You are assuming that every node builds a merkle trie for all the revisions it has. This does not necessarily have to be the case, as the existing branch conditions already show: if you only want to sync branch n.v.m.cvsimport-branch-reconstruction, monotone syncs only the revisions needed.

You can easily do the same, if the two synching nodes agree on a timespan, for which they are interested in. I.e. saying "all revisions of the last two months for n.v.m.*".

Basically I'm trying to say that the refinement will likely take a hit
of some kind here (most bandwidth?) and that having a smaller merkle
tree on the server is not likely to cause any real performance gains.

Correct, but due to the restriction, which we can exchange before building the merkle trie, we can come up with smaller tries on both sides.

This seems like a bit of faulty logic to me. You *could* use
mark-merge to merge across a gap, but do we want to allow it? For
example, take a case where the revisions to merge are both below the
lowest horizon but the common ancestor is *within* a gap above the
horizon above which we have more revisions and then another horizon.
Hmmm...now that I'm thinking about this I suppose if this was "done
right" then the gap-revision would come up as the common ancestor and
the merge algorithm stop and forces a pull before merging.
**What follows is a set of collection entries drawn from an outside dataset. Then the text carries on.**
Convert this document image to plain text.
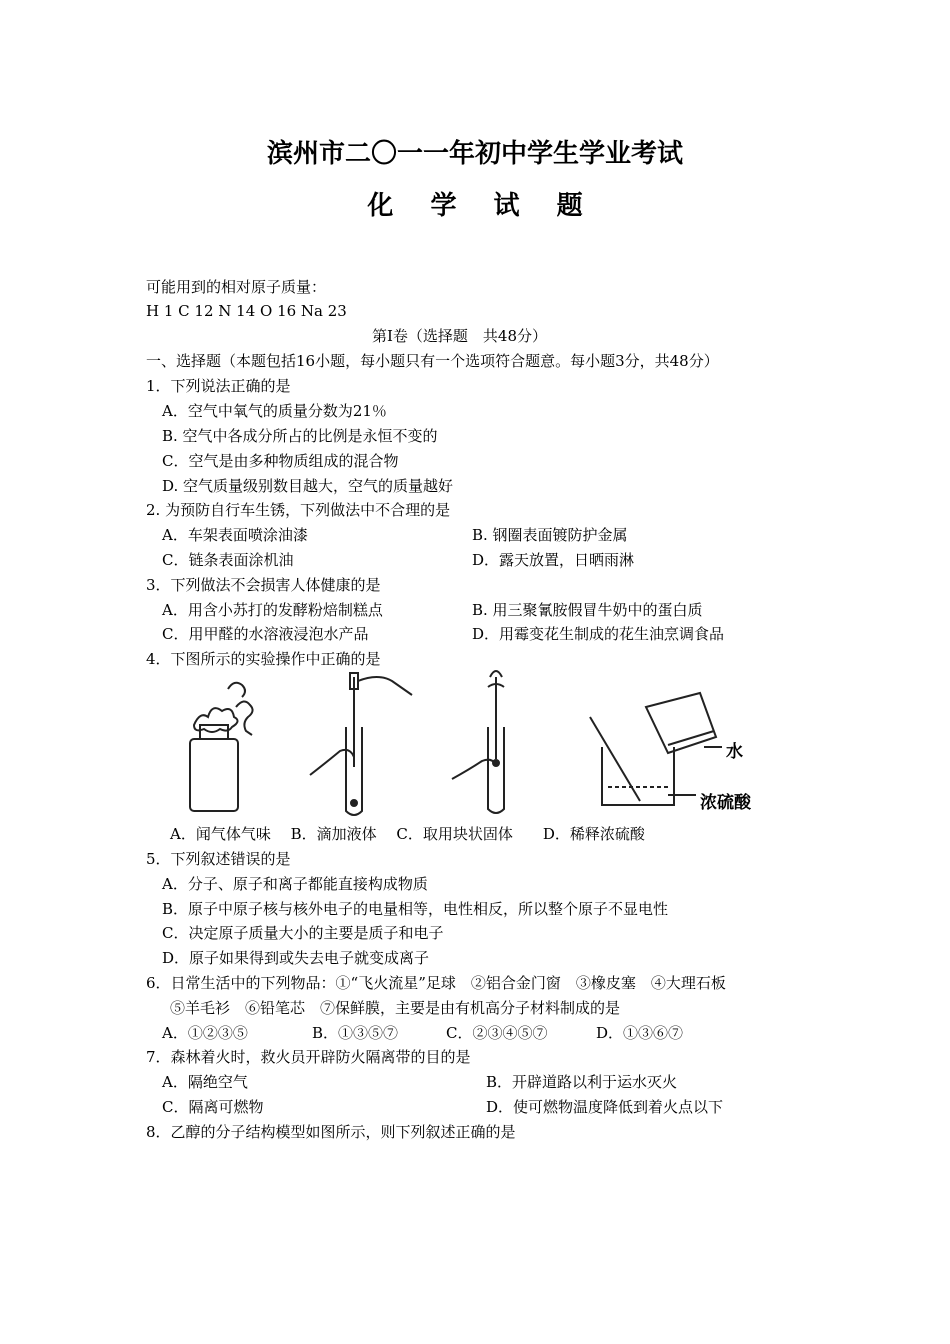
滨州市二〇一一年初中学生学业考试
化 学 试 题
可能用到的相对原子质量：
H 1 C 12 N 14 O 16 Na 23
第Ⅰ卷（选择题　共48分）
一、选择题（本题包括16小题，每小题只有一个选项符合题意。每小题3分，共48分）
1．下列说法正确的是
A．空气中氧气的质量分数为21％
B. 空气中各成分所占的比例是永恒不变的
C．空气是由多种物质组成的混合物
D. 空气质量级别数目越大，空气的质量越好
2. 为预防自行车生锈，下列做法中不合理的是
A．车架表面喷涂油漆	B. 钢圈表面镀防护金属
C．链条表面涂机油	D．露天放置，日晒雨淋
3．下列做法不会损害人体健康的是
A．用含小苏打的发酵粉焙制糕点	B. 用三聚氰胺假冒牛奶中的蛋白质
C．用甲醛的水溶液浸泡水产品	D．用霉变花生制成的花生油烹调食品
4．下图所示的实验操作中正确的是
水
浓硫酸
A．闻气体气味　 B．滴加液体　 C．取用块状固体　　D．稀释浓硫酸
5．下列叙述错误的是
A．分子、原子和离子都能直接构成物质
B．原子中原子核与核外电子的电量相等，电性相反，所以整个原子不显电性
C．决定原子质量大小的主要是质子和电子
D．原子如果得到或失去电子就变成离子
6．日常生活中的下列物品：①“飞火流星”足球　②铝合金门窗　③橡皮塞　④大理石板
⑤羊毛衫　⑥铅笔芯　⑦保鲜膜，主要是由有机高分子材料制成的是
A．①②③⑤	B．①③⑤⑦	C．②③④⑤⑦	D．①③⑥⑦
7．森林着火时，救火员开辟防火隔离带的目的是
A．隔绝空气	B．开辟道路以利于运水灭火
C．隔离可燃物	D．使可燃物温度降低到着火点以下
8．乙醇的分子结构模型如图所示，则下列叙述正确的是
Yes. As you are saying that the common ancestor is *within* a gap, that would prevent the merge.

Here's another case, however. What if the common ancestor is above the
gap? How will the common ancestor algorithm be able to tell this if
there is a gap in between? To be able to figure this out the gap would
have to be collapsed in a manner that allowed the marks to be found. I
don't think that's going to be possible...

Why not? Let's make an example:

      A
     / \
    /   \
   B     C
   |     |
---+-----+---------
   E     |
   |     |       g
   |     E       a
   F    / \      p
   |   +   \
   G   |    H
---+---+----+------
   |   |    |
   I   K    L


So you have all the data for revisions A, B, C, I, K and L. But you would only have sentinels for G, E and H, with the following ancestors:

 G -> B
 K -> C
 L -> C

Say you want to merge I and K now. The common ancestor is A, which is certainly not in the gap, so monotone should allow the merge, as it has all data necessary to do the merge.

If you want to merge K and L however, the common ancestor algorithm would find the sentinels E and H, which both have the same ancestor C. In that case, monotone can't know for sure, if C really is the common ancestor or if the common ancestor is hidden in the gap. In that case, monotone would have to refuse to merge. (Probably except if the user forces a merge...)

Anyway, I'm not too keen on all of this merging stuff for partial repositories. I mainly want to get some sort of partial pull going.